雷鳴が響いた次の瞬間、フロアのモンスターは全滅。壁すら黒焦げ。
隣で見ていたカイゼルは、まるで芸術鑑賞をしているかのようにうっとりしていた。
「リリーは……神話だな……」
「なんかもう逆に恥ずかしいよ!? 詠唱一回で詩にならないでよ!」
その時だった。
「た、助けてぇえええ!!」
奥から、傷だらけの冒険者が数人、転がるように走ってきた。
「大丈夫ですか!?」
「ま、まって君!? こんな危ない所で、子どもが――って、あれ、リリィちゃん!?」
よく見ると、その中には冒険者ギルドでも名高いSランクパーティ【紅蓮の星矢】がいた。
彼らが怯えた様子で告げる。
「下層に、“影竜”が現れた。完全に不意打ちで、仲間が……!」
「“影竜”? 本来は最深層にしか出ない超危険モンスターじゃ……」
「俺たちでも歯が立たなかった……撤退しようとしたけど、結界で道が……」
「――わかった、行くよ。
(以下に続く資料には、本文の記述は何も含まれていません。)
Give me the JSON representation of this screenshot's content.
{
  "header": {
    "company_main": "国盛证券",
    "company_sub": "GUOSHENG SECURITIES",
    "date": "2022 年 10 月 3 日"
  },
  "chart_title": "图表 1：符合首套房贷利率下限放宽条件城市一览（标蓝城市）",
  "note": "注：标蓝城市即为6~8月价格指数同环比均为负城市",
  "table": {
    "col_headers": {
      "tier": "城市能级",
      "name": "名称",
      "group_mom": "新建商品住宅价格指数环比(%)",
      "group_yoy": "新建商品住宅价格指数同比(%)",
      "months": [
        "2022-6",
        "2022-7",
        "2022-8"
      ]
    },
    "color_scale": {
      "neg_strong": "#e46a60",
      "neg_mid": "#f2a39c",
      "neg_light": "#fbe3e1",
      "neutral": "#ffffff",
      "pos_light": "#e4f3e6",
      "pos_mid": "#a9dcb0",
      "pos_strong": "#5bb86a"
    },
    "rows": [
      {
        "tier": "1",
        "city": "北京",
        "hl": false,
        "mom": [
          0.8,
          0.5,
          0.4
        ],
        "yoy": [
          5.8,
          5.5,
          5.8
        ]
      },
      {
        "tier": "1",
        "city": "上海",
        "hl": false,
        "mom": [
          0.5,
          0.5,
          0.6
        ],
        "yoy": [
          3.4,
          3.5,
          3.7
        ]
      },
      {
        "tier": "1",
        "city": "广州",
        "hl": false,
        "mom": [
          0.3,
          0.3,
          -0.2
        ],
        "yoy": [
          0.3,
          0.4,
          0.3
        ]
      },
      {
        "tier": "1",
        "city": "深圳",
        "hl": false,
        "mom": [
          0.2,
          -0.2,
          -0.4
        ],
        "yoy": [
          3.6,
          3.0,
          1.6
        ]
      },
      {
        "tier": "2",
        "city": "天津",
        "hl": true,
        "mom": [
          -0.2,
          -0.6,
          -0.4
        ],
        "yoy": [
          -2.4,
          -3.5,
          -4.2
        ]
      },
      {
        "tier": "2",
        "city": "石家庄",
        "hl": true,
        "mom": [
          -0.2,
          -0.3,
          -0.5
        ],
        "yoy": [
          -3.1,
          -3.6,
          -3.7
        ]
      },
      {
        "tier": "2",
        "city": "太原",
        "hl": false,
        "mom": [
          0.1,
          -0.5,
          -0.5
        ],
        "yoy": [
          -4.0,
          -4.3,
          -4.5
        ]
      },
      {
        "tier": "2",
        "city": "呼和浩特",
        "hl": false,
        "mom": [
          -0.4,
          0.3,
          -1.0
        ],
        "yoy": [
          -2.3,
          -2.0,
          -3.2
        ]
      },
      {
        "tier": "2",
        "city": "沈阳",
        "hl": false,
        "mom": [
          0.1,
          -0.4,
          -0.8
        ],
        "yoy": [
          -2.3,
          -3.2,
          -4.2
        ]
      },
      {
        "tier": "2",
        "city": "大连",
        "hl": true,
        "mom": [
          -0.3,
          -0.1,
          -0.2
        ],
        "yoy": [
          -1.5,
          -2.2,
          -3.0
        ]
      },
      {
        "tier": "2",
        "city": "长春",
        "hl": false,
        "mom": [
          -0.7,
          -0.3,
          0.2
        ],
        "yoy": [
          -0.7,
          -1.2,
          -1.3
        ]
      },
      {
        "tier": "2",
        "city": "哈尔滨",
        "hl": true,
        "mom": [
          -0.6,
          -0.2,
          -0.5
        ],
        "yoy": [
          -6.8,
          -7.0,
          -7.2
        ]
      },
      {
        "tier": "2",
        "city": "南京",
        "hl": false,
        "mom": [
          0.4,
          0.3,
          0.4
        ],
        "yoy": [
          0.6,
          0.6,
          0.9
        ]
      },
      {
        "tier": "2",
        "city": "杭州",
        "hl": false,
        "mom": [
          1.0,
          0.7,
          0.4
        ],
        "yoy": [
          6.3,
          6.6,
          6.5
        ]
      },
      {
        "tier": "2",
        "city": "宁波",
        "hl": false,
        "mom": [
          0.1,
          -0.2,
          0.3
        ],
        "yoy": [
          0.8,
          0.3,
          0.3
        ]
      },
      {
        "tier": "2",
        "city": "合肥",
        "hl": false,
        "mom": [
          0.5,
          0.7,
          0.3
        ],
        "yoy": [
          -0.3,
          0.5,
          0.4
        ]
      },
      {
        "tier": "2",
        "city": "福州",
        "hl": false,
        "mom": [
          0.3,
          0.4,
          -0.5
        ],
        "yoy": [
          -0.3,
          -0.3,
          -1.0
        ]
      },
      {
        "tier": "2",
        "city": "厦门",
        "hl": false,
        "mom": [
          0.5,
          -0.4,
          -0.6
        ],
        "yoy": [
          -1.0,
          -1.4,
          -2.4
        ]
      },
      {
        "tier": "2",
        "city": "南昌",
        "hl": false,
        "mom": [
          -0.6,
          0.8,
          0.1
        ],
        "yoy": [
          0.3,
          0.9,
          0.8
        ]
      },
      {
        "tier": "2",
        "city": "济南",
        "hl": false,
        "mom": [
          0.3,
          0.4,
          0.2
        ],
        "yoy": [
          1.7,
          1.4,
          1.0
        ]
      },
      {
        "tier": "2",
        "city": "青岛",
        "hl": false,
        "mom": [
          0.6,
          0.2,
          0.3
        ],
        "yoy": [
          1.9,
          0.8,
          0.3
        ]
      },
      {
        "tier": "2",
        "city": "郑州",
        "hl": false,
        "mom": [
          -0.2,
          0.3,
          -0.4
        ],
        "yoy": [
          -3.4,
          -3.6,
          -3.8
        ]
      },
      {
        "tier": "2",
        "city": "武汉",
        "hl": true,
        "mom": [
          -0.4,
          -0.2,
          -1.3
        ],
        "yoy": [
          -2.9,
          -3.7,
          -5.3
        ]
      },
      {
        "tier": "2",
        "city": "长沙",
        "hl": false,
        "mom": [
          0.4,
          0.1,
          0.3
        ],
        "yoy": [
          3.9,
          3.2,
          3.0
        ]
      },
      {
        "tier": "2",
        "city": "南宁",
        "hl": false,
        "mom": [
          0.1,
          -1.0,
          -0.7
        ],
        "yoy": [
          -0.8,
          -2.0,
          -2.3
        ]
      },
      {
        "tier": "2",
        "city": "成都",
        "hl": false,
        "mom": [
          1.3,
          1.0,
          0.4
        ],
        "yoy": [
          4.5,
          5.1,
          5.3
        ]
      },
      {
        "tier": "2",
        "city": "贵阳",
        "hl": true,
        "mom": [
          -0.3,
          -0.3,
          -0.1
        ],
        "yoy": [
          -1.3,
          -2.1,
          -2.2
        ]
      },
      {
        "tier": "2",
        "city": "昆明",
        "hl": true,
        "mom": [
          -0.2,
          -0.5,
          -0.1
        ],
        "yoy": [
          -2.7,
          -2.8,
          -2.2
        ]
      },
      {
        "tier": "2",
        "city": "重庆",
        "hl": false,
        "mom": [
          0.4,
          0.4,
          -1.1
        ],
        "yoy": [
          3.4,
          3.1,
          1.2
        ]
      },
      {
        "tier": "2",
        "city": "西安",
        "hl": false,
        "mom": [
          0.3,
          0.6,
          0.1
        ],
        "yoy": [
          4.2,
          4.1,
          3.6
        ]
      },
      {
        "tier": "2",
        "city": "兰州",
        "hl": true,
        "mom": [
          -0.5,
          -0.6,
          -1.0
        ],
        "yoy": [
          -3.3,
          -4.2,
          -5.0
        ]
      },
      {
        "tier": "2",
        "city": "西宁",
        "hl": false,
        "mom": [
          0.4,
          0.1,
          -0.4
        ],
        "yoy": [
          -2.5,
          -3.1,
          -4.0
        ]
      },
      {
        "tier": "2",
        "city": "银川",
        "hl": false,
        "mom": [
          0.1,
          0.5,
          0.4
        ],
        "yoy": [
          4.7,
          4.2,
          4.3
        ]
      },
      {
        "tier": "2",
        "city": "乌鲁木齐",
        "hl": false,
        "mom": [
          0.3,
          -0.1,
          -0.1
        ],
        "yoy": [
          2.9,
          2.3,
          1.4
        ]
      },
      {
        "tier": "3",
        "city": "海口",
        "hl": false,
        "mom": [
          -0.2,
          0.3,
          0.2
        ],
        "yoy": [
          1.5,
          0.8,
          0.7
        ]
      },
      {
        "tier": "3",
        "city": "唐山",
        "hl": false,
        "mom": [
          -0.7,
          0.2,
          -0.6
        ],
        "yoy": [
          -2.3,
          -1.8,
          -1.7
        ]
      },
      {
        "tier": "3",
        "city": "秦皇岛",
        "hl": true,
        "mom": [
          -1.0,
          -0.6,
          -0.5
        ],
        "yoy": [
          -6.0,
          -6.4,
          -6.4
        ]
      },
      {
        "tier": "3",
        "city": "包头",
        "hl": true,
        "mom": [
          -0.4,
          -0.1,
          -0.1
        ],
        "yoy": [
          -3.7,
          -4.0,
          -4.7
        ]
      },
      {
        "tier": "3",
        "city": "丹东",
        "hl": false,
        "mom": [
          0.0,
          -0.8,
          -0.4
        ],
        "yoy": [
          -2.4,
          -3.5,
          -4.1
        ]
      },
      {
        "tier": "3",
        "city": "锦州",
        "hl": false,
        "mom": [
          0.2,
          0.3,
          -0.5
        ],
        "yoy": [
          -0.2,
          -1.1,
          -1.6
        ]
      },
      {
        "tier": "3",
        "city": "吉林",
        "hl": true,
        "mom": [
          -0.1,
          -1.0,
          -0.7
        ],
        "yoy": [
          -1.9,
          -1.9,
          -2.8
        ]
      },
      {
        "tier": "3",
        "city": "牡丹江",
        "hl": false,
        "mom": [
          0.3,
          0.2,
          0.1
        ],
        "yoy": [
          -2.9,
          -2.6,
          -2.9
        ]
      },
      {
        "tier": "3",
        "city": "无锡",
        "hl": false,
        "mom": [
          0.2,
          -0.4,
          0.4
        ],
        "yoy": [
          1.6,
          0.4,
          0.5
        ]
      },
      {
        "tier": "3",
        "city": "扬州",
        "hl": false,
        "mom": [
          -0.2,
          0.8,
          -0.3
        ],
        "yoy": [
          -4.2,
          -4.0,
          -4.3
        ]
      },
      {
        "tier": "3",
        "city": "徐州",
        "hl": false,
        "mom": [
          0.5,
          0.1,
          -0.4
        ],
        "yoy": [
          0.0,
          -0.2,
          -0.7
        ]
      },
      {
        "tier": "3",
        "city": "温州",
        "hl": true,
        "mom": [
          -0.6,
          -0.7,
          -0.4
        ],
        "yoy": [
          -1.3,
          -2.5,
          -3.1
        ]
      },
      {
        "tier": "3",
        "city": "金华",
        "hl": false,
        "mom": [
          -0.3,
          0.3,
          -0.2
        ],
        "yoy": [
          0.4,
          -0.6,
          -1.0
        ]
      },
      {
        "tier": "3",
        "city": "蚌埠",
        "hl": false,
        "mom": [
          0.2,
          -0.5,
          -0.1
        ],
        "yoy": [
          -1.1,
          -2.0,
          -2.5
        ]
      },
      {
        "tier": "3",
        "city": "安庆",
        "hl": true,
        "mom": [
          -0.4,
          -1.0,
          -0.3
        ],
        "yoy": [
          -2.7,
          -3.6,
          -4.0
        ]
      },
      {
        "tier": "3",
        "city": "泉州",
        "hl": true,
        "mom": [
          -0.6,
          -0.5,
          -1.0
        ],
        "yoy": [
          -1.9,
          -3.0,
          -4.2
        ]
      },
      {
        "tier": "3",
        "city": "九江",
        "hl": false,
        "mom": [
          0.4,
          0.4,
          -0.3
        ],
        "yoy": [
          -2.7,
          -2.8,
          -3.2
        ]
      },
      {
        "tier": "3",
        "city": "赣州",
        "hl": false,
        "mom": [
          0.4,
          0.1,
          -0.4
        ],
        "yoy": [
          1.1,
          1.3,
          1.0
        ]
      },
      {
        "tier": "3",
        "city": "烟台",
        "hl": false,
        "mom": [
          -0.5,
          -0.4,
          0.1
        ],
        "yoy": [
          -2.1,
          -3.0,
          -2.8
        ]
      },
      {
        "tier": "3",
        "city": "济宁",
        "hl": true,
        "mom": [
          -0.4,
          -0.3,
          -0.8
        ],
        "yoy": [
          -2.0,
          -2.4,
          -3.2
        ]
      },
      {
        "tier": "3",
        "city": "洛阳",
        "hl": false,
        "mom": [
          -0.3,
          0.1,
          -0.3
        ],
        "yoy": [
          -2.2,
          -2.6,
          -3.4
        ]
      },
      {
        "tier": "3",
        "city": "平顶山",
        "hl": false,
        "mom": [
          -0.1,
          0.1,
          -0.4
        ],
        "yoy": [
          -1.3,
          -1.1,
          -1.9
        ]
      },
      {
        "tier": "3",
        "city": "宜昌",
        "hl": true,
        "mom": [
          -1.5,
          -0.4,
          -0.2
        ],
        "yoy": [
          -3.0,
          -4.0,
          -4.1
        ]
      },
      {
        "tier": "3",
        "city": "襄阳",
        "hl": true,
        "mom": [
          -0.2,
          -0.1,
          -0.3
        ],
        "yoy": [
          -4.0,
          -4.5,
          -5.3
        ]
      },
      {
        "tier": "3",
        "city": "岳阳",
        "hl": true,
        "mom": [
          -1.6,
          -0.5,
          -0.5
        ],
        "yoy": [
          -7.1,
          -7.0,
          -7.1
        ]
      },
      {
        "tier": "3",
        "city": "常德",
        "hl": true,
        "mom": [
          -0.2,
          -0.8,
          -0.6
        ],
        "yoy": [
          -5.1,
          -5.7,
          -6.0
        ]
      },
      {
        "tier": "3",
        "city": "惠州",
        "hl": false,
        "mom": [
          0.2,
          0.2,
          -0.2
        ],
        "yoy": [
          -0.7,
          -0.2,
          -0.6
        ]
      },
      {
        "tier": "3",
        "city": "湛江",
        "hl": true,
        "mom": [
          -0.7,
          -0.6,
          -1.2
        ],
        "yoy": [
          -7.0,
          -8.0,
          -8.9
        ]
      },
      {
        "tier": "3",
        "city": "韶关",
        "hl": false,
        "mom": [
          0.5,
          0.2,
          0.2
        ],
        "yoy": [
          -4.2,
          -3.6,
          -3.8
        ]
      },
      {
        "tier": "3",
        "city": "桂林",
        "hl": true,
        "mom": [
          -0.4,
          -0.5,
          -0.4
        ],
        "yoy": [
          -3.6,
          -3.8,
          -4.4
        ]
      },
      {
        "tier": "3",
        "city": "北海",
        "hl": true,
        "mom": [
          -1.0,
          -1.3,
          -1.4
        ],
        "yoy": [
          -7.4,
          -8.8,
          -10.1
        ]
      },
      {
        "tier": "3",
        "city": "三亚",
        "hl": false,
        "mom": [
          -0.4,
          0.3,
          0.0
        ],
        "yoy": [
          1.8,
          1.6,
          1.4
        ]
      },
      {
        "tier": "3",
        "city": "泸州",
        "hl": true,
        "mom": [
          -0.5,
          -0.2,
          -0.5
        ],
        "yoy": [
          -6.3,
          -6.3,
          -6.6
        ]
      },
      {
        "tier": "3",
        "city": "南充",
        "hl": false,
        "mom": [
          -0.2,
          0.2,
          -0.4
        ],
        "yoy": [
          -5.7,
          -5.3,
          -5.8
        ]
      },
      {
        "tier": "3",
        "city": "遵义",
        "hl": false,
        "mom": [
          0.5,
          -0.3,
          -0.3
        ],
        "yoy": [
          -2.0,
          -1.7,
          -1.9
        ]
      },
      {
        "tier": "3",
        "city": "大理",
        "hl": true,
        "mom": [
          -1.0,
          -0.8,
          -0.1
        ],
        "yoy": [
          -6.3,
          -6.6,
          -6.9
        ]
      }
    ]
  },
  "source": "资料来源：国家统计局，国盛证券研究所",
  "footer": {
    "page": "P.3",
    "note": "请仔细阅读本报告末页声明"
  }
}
案内して?」
「えっ!? リリィちゃん、ダメだ! 君は子どもだし――」
「その“子ども”が、君ら全員より強いぞ?」
後ろで笑っていたカイゼルが、一歩前へ。
◇ ◇ ◇
下層に降りた瞬間、暗黒の気配が満ちる。
「来たな、小娘……」
闇から現れたのは、漆黒の鱗と紅い瞳を持つ影竜――古代魔獣ランクA++。
普通なら、国家単位で討伐が必要な存在。
けれど私は、一歩も退かない。
「おねむの時間だよ、ドラゴンさん♪」
杖を構え、笑って詠唱する。
「――光よ、すべてを赦し、すべてを裁け(ジャッジメント・セレス)」
神聖魔法と破壊魔法の融合。光の柱が天井を突き抜け、竜の影すら焼き払う。
ドォオンッッッ!!!
影竜、撃破。
……20秒で。
◇ ◇ ◇
「な、なんだ今の……!? 魔王か、天使か……」
「いや、あれは“リリィちゃん”っていうんだよ……」
「すごい……いや、怖い……いや、どっちも……」
Sランク冒険者たちは呆然としながら、私に向かって――
「本当に、ありがとうございました……!」
「……すみません、あの、サインって……もらえますか?」
「いいけど、あとでお菓子ちょうだい?」
「は、はいっ!!」
◇ ◇ ◇
ダンジョンの噂は広まり、
“チート幼女とその付き人”として、私とカイゼルはすっかり有名になってしまった。